On June 27, 2017, a devastating cyberattack known as NotPetya caused more than $10bn in damage across more than 80 global companies.
The virus had begun its spread via a software-update of a widely used Ukrainian tax preparation programme. Within minutes, the malware had spread globally, infecting companies’ central servers and computers and paralyzing every aspect of their operations.
Together with Thomas C. Powell, I studied three global companies that fell victim to the NotPetya cyberattack. Our research gave us unprecedented access to the executive suites of three companies that compete in logistics, professional services, and consumer goods. We interviewed their chief executives, senior managers and IT administrators, and reviewed internal documents, presentations, and audio and video files related to the cyberattack.
Based on our interviews and data, we prepared comparative case studies of the companies’ cyberattack preparation, response and resilience. We analysed differences in executive perception, organizational response, and organisational learning before, during, and after the attack. We cross-referenced our findings with executives in companies that had experienced different cyberattacks and with experts in cybersecurity consulting, cyber-insurance, forensic services and information security.
From our research, we developed concepts of cyber-resilience, which we describe in an article recently published in MIT Sloan Management Review.
Executives’ misperceptions about the nature and potential severity of cyberattacks severely impeded the effectiveness of cyberattack anticipation, preparation, and response.
Our findings reveal that executives’ misperceptions about the nature and potential severity of cyberattacks severely impeded the effectiveness of cyberattack anticipation, preparation, and response. The NotPetya cyberattack transformed their perceptions of cybersecurity by showing that cyberattack is not an operational problem but a major strategic issue with direct consequences for firm survival and competitive performance.
Senior executives told us that their biggest mistake in the period before the NotPetya attack was to treat cybersecurity as an operational issue. In our conversations, executives acknowledged underestimating the consequences of cybersecurity, both as a strategic threat and as a strategic opportunity. Most companies had delegated cybersecurity to IT departments, which were indeed very knowledgeable and capable. However, cybersecurity was not considered a strategic issue for the company, and therefore did not receive the attention or budget needed to anticipate, prepare for, or respond to a cyberattack.
The cyberattack also changed senior executives’ understanding of their business. None of the CEOs we interviewed had backgrounds in information technology, and they admitted having little understanding of digital strategies. The cyberattack exposed weaknesses throughout their organisations, revealing the dependence of all organisational and operational processes on the successful and continuous operation of digital technologies, and showing that cessation of those processes can rapidly disable an entire company.

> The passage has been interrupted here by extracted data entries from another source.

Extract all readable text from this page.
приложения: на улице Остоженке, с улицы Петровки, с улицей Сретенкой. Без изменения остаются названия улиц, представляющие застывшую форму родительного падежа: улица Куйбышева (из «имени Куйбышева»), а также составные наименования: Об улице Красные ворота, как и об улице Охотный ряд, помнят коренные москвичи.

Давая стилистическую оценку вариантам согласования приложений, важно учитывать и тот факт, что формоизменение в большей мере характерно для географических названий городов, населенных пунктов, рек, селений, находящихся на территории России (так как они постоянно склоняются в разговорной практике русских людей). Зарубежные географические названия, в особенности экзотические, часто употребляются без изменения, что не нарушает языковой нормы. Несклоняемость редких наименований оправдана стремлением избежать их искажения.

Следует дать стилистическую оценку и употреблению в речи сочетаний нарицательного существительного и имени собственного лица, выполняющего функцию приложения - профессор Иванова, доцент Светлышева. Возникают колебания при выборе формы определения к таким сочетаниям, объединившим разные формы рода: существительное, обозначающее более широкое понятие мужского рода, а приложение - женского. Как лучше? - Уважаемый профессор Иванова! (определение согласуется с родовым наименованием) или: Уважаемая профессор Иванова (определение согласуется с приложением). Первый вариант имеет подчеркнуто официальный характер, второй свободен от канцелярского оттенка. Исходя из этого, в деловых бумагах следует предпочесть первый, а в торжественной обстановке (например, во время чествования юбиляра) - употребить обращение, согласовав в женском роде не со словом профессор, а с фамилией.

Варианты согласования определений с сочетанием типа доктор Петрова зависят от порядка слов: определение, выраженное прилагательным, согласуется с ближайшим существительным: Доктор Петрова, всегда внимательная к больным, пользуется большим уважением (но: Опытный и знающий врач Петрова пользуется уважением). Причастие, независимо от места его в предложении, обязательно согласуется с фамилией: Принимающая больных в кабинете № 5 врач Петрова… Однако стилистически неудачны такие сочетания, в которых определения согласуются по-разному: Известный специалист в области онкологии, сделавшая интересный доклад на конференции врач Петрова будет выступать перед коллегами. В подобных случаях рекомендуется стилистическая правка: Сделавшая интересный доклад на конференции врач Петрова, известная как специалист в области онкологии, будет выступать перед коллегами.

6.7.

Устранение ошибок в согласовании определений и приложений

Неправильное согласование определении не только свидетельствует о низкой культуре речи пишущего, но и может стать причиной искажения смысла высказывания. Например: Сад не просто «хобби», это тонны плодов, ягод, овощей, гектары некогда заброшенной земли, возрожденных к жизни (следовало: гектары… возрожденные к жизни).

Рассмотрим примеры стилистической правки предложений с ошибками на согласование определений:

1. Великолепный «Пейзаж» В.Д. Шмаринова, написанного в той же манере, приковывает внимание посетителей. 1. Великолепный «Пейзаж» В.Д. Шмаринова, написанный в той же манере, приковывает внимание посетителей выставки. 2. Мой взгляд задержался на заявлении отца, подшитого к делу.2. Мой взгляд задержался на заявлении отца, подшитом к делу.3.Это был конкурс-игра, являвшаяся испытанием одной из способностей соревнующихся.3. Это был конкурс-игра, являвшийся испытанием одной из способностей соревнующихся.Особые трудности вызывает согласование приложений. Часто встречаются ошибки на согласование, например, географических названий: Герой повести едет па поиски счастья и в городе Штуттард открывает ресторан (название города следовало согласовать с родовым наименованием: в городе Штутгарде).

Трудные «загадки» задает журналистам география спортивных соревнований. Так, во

Because of the NotPetya cyberattack, executives gained a better understanding of the strategic value of cybersecurity. For example, executives in one company we studied told us that they had previously considered their business largely as asset-driven, requiring the movement of physical goods from place to place. This meant that executives focused their strategies on the efficient movement of physical goods and services. The NotPetya attack showed that the company was, in fact, a market-driven business that relied almost entirely on digital technologies for serving customers, communicating with customers, and delivering products and services. When the digital systems were disabled, executives discovered that the company was left without a strategy.
Our research has led us to three takeaways for senior business leaders:
1. Understand the strategic character of cybersecurity
Before NotPetya, executives underestimated both the strategic threat of cyberattack, and the strategic opportunities available to companies that focus proactively on cybersecurity. Having experienced a serious cyberattack, executives acknowledged that cyberattacks can jeopardize organizational survival. One CEO told us: “Before the attack, it was completely impossible to think that anything could have the potential of putting us out of business.”
Senior executives also came to understand that cybersecurity provides the basis for creating and capturing new strategic opportunities. The cyberattack exposed weaknesses not only in cybersecurity but in many other parts of the business. In addition to using cybersecurity to improve internal efficiencies, one company won significant business opportunities because the cyberattack led them to adopt a new digital business model, which both transformed the company’s strategy and improved customer confidence.
2. Get an external advisor onboard
The NotPetya cyberattack served as a wake-up call for the companies we studied. Executives learned that their businesses were unprotected and vulnerable to cyberattack. They also learned that there were experts in the cybersecurity community who knew a lot more than they did about the cyber-threats that can destroy their businesses.
When we asked CEOs what advice they would give to their peers who had not experienced such a cyberattack, they told us that no company can achieve cyber-resilience alone. Just as every company uses external financial services and independent auditors for their financial accounts, they should get better connected to the threat intelligence community and use independent external auditors for their cybersecurity operations.
3. Protect your business, not your IT
An important lesson companies learned after experiencing a serious cyberattack was that their cybersecurity strategies should focus not on protecting their IT infrastructure, but on protecting their most critical business processes. By identifying those business processes that are most relevant for business continuity, revenue, and performance, companies searched for vulnerabilities and weaknesses in those processes. Their objective was to make their business processes more resilient to cyberattack and disruption.